Monday, Jun. 22, 1959

Making Striking Cheap

"This decision will force an employer, in effect, to finance a strike against himself through providing company-wide strike benefits." So said Ford Motor Co.'s Vice President John Bugas, commenting on a Michigan State Supreme Court decision which the U.S. Supreme Court declined to review last week. What the Michigan court decision did was to repeal a longstanding rule that functionally integrated plants are all part of the same establishment. Hereafter, employers may be taxed to pay unemployment compensation even when the union strikes a plant on which the whole company operation depends for an essential part.
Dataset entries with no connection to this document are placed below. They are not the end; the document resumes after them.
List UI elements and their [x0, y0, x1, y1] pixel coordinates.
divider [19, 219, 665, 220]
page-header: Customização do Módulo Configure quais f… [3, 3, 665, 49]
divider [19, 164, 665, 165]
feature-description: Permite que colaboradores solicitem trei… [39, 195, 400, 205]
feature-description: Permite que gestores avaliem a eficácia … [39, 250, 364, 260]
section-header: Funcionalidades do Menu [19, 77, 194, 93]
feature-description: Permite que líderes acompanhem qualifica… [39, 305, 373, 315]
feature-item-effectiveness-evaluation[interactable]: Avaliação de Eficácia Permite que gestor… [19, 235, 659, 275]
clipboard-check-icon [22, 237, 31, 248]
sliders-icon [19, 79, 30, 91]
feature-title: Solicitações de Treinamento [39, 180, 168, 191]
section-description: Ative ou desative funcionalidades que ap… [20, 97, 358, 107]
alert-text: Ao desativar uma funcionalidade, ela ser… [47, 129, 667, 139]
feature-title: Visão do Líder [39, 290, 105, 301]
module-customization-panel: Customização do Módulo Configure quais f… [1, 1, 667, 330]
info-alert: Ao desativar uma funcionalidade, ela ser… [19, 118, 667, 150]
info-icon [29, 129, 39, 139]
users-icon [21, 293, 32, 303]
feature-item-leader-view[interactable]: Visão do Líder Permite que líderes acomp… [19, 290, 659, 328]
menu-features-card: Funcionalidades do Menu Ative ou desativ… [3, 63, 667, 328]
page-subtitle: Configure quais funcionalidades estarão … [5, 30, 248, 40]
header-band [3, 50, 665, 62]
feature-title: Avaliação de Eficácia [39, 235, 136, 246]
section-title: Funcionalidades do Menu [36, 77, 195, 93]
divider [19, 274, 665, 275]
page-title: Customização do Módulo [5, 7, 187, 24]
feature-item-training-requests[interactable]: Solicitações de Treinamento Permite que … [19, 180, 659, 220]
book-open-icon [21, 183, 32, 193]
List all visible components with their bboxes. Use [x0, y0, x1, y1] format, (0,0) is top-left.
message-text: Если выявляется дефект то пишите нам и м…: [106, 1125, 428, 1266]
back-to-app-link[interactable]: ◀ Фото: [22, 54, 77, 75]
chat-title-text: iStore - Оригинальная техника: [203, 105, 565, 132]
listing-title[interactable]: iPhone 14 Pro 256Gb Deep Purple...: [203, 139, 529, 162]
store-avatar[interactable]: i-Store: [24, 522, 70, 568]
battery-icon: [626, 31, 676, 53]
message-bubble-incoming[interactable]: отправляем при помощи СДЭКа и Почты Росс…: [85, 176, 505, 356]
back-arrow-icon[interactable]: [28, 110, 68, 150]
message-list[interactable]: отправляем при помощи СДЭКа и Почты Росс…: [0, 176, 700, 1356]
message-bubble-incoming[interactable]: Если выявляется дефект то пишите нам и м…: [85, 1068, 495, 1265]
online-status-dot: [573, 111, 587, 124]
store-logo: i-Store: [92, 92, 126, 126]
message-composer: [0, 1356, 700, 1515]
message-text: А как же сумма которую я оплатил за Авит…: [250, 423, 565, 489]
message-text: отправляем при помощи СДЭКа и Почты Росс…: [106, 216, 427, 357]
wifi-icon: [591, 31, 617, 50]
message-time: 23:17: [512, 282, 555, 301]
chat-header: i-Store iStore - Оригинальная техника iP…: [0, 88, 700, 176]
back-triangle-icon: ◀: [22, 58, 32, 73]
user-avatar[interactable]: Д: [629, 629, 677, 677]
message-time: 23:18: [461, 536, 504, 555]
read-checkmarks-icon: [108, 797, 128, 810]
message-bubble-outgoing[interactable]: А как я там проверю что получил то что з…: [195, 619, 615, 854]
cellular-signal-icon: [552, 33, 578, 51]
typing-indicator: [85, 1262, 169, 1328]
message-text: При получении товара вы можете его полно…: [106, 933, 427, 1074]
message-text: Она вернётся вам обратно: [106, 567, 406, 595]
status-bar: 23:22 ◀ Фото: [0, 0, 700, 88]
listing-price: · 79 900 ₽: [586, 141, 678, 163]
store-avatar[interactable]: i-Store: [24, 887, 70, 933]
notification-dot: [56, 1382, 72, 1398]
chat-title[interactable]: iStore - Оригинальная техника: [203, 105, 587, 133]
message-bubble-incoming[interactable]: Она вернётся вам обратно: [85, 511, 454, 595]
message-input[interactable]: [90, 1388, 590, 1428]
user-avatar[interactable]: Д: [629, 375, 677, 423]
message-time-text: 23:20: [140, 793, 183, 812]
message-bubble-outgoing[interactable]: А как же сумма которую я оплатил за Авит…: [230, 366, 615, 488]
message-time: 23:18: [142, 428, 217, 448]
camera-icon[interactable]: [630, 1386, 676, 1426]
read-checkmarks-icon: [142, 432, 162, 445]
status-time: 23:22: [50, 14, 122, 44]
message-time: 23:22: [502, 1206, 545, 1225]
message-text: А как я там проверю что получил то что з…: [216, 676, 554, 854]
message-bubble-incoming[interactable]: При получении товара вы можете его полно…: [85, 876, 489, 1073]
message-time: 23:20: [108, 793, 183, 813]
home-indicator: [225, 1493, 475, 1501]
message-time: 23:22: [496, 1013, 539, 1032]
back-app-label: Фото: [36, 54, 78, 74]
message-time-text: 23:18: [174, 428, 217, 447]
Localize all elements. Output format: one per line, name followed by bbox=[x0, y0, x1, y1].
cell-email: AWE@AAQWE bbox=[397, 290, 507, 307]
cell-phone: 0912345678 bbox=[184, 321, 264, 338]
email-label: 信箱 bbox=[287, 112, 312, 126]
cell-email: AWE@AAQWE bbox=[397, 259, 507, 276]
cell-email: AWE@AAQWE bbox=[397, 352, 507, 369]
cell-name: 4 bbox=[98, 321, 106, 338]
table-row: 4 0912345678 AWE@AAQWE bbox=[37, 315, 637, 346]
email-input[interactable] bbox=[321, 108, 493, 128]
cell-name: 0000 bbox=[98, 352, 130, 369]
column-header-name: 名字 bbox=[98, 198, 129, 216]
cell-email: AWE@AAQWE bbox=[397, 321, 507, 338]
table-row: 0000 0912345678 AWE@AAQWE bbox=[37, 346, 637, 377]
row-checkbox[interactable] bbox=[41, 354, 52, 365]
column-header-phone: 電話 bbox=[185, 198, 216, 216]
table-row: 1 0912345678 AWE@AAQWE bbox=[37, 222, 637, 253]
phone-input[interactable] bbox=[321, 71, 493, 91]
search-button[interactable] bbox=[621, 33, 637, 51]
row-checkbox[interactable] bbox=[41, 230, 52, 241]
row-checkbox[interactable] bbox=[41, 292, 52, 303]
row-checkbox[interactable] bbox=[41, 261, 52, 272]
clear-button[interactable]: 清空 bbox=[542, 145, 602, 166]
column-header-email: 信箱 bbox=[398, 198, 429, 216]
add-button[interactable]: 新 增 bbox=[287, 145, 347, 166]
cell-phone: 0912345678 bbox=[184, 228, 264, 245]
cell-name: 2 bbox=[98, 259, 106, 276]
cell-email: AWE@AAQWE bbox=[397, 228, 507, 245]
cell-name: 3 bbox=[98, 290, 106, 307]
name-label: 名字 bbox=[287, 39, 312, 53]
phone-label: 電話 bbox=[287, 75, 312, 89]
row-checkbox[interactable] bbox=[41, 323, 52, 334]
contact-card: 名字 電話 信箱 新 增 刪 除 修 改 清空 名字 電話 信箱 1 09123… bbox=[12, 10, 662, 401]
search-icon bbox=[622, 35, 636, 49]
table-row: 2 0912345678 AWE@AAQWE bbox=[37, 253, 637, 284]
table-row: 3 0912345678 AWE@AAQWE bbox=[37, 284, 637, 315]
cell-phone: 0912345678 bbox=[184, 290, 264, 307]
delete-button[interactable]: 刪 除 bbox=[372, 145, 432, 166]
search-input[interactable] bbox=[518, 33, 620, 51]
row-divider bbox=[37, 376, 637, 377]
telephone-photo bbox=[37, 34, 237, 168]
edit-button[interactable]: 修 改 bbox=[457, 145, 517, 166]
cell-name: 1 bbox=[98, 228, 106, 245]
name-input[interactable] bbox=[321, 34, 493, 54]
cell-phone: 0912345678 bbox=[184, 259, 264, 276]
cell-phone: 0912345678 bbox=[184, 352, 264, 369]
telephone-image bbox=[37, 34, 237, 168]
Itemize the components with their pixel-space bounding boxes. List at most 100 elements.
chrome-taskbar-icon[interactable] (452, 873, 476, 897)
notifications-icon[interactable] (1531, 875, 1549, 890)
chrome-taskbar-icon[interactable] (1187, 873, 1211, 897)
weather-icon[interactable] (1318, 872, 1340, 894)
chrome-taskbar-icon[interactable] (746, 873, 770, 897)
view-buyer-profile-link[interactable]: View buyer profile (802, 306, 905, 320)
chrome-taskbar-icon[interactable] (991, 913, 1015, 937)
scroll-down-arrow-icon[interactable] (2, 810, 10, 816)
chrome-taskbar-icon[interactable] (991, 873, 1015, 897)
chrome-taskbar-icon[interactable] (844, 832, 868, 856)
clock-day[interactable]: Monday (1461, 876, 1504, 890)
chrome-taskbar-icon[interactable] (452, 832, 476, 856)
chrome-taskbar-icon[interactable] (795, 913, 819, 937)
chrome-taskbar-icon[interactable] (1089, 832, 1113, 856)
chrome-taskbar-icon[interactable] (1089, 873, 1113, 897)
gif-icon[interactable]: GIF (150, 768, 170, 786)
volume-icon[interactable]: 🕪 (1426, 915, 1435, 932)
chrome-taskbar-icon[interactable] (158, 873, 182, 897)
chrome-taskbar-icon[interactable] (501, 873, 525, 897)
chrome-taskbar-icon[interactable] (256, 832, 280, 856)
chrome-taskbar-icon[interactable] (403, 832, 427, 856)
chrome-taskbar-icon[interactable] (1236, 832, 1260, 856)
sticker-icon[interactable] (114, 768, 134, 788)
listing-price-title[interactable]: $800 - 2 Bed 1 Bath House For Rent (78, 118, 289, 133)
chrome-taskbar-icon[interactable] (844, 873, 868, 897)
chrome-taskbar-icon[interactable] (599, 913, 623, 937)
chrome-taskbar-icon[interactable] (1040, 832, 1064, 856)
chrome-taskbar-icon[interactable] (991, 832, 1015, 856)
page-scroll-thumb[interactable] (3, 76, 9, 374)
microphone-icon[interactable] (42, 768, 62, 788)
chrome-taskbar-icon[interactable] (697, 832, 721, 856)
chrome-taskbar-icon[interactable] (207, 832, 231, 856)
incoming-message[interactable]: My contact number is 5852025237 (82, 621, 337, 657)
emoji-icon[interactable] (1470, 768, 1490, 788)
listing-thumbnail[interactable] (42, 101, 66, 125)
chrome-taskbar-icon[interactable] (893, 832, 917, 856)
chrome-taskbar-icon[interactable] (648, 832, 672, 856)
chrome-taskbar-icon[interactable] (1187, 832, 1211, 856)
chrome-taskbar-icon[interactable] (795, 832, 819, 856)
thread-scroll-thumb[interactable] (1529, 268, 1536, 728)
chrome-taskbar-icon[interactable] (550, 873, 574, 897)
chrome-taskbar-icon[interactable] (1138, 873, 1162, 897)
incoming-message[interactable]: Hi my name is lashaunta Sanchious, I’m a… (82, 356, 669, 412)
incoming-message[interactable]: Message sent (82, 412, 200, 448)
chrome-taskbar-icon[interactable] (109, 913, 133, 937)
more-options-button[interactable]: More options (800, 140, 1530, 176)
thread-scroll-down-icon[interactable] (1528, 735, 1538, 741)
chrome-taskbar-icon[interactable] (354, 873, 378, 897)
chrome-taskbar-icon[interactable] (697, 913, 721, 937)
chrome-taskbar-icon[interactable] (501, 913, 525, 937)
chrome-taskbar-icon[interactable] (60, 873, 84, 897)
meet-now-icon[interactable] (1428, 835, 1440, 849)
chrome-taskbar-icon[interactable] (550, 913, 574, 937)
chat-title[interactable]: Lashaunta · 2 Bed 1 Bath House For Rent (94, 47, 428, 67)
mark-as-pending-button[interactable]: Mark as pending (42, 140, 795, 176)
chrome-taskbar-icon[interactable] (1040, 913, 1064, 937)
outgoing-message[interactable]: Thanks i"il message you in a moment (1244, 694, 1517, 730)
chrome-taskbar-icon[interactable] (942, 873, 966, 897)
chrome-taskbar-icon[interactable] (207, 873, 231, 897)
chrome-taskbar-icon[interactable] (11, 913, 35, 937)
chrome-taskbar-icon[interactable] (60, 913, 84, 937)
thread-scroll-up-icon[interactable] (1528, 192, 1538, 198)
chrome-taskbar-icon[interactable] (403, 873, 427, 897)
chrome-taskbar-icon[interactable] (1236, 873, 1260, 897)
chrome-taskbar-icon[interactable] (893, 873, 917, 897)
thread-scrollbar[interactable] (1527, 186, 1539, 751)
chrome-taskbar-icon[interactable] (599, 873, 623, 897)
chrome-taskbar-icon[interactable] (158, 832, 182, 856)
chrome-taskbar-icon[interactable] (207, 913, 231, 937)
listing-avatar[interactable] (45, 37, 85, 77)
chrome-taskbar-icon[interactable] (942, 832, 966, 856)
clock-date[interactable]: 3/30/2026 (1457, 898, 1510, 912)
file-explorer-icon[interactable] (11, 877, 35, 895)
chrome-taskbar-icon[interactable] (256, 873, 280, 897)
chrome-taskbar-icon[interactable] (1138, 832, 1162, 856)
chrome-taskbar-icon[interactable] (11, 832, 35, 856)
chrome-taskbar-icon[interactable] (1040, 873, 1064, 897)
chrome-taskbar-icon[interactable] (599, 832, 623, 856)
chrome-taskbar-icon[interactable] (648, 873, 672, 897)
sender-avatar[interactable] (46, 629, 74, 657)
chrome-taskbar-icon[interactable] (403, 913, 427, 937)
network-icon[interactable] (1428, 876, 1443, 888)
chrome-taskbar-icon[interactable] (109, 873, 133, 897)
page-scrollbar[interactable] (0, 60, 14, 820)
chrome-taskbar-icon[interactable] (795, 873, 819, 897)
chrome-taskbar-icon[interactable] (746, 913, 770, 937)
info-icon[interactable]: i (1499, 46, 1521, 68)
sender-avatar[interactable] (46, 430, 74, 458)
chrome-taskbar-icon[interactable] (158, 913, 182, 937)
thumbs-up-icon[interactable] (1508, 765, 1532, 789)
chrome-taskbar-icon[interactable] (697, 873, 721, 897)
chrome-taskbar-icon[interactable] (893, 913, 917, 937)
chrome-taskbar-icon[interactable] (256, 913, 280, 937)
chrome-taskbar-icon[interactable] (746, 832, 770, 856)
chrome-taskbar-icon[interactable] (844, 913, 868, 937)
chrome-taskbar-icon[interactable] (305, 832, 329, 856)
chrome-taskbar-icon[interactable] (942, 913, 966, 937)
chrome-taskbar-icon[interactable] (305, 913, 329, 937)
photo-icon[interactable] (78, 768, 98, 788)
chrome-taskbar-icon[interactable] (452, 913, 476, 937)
The case grew out of a United Auto Workers' strike at Ford's Canton, Ohio castings plant in 1953. Seeking a reason for reopening a five-year wage contract, the U.A.W. claimed a safety violation at Canton, then the supplier of all the rear axle shafts used in Ford cars and trucks. The U.A.W. held the unionists out five weeks, forcing Ford to shut down across the nation, grant the union a big pension fund increase. The Michigan Employment Security Commission ruled that the Michigan workers were involved in the Canton strike and so were ineligible for unemployment pay. A circuit court upheld the commission. But last January the state's highest court reversed the ruling, ordered the commission to pay Ford employees about $1,000,000 in benefits. Author of the majority opinion was Associate Justice George Edwards, 44, onetime U.A.W. employee (director of education and welfare). To the surprise of Michigan lawyers, Edwards did not disqualify himself, although another associate justice, Thomas M. Kavanagh, state attorney general when the case got into court, did.

To Ford and other automakers, the Michigan decision means that hereafter, when the union strikes a key production plant, the employers will have to pay the bulk of the strike benefits, except at the establishment actually on strike. Under the law, each company is liable for benefits paid to its employees. When its balance is drawn down, its payroll taxes go up until the proper reserve is established. In any future strike on the Canton pattern, said a Ford spokesman last week, the company must figure on paying $3,000,000 a week to U.A.W. members on top of the loss of sales.